Elizabeth Jennings

 

After the heaped piles and the corn sheaves waiting

To be collected, gathered into barns,

After all fruits have burst their skins, the sating

Season cools and turns,

And then I think of something that you said

Of when you held the chalice and the bread.

 

I spoke of Mass and thought of it as close

To how a season feels which stirs and brings

Fire to the hearth, food to the hungry house

And strange, uncovered things –

God in a garden then in sheaves of corn

And the white bread a way to be reborn.

 

I thought of priest as midwife and as mother

Feeling the pain, feeling the pleasure too,

All opposites together,

Until you said no one could feel such passion

And still preserve the power of consecration.

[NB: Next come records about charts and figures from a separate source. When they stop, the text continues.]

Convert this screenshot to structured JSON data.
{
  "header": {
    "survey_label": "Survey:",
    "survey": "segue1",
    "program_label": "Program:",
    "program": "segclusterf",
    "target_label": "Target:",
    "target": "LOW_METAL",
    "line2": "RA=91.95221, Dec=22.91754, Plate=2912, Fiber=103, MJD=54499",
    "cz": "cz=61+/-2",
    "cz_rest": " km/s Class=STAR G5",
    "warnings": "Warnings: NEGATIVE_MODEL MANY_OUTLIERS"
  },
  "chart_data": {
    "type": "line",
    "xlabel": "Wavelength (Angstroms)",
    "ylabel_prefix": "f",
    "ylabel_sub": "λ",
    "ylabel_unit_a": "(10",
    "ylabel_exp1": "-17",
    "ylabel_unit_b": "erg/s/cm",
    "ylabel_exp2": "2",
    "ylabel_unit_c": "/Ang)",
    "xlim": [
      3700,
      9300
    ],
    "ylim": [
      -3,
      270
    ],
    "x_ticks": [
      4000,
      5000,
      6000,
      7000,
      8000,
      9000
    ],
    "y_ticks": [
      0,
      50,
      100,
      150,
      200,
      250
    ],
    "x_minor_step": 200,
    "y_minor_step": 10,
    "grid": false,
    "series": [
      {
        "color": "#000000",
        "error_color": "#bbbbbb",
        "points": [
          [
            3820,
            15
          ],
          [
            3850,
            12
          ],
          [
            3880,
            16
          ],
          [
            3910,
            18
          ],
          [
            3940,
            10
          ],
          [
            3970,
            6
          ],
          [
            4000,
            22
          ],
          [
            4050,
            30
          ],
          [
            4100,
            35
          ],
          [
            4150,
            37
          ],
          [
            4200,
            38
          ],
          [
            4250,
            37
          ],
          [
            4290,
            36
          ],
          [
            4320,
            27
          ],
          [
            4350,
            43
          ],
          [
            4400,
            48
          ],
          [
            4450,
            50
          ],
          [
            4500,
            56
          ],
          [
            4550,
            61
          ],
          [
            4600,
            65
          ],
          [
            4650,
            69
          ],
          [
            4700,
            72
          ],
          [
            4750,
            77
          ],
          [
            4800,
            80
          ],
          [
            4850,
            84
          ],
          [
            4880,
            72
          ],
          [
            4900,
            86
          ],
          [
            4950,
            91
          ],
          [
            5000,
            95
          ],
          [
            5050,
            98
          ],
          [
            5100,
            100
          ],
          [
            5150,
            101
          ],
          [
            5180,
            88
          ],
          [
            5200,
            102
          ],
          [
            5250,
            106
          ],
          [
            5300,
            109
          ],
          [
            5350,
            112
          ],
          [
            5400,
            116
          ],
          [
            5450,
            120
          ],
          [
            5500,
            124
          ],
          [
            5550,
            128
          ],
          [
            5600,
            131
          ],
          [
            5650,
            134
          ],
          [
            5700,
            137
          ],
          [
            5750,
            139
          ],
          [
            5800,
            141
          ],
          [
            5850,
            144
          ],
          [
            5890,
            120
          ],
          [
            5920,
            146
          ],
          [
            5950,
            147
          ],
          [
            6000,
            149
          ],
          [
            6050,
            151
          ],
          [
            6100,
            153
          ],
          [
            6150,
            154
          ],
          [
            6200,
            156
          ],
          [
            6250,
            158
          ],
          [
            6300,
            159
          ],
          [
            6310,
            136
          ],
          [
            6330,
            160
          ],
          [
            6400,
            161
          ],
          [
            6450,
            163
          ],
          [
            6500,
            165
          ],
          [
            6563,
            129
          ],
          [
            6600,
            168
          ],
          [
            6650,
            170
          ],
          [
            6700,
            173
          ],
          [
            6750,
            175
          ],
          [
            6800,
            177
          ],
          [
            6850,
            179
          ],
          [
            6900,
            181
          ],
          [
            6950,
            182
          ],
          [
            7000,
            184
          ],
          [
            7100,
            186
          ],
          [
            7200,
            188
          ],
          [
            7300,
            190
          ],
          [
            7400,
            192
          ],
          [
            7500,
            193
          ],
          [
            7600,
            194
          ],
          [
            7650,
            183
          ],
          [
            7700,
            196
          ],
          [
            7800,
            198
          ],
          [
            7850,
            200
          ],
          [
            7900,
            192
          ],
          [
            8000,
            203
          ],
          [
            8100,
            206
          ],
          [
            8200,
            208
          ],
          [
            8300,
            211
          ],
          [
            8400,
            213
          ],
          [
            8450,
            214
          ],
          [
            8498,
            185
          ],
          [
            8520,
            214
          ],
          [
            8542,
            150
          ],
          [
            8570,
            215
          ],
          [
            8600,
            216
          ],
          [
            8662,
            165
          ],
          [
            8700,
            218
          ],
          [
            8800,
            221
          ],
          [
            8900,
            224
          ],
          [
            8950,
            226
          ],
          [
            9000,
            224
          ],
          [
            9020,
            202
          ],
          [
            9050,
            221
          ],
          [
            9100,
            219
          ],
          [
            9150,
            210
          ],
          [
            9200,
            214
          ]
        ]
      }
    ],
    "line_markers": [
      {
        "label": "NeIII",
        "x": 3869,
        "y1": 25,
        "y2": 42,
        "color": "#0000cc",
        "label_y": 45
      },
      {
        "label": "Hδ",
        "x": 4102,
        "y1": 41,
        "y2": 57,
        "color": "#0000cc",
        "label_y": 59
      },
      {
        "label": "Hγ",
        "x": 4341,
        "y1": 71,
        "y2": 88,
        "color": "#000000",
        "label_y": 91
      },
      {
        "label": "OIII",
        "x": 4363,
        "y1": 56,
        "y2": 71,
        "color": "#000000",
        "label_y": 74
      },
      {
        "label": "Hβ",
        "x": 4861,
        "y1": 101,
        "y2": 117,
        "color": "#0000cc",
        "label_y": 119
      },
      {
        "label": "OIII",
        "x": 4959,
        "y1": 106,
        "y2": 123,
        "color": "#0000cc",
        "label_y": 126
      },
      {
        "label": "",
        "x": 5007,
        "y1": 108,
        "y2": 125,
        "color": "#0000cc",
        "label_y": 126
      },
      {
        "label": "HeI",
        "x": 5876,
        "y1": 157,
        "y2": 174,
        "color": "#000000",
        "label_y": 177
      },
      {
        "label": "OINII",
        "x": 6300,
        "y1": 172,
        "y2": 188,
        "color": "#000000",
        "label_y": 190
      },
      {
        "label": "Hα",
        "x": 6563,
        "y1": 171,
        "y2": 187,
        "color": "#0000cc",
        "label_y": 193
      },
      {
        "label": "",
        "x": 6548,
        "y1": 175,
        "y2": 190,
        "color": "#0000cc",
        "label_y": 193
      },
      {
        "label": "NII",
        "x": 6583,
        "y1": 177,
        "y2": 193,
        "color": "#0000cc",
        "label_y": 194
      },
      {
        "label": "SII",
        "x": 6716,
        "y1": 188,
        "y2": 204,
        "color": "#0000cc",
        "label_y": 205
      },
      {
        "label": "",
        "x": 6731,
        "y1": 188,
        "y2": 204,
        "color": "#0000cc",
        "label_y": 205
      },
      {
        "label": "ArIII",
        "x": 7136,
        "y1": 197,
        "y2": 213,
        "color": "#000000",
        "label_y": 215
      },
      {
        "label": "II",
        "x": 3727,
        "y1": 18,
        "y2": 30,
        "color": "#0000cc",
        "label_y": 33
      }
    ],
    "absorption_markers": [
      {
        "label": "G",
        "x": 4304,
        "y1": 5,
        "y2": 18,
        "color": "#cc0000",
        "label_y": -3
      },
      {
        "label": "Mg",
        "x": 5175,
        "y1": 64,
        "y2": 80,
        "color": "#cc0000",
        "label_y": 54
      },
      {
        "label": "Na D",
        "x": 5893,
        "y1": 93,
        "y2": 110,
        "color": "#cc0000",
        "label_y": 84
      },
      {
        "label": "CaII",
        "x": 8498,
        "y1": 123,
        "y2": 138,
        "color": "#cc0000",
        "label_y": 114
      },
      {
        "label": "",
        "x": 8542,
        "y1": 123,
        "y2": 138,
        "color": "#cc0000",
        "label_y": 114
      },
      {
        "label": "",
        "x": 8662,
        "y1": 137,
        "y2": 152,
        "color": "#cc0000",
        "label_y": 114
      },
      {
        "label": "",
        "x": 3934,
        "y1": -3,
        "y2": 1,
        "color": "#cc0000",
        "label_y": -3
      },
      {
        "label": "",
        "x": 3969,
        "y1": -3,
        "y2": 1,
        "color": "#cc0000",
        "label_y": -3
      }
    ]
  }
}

And it is true. How cool the gold sheaves lie,

Rich without need to ask for more

Richness. The seed, the simple thing must die

If only to restore

Our faith in fruitful, hidden things. I see

The wine and bread protect our ecstasy.

 

 

‘Harvest and Consecration’ from The Collected Poems by Elizabeth Jennings (Carcanet Press), reproduced by permission of David Higham Associates.

 

 

Elizabeth Jennings CBE (1926-2001) was one of the finest British poets of her generation and considered the most influential poet writing about religion in English since Gerard Manley Hopkins. Her subjects were frequently life as experienced through human experience and its interaction with religious faith.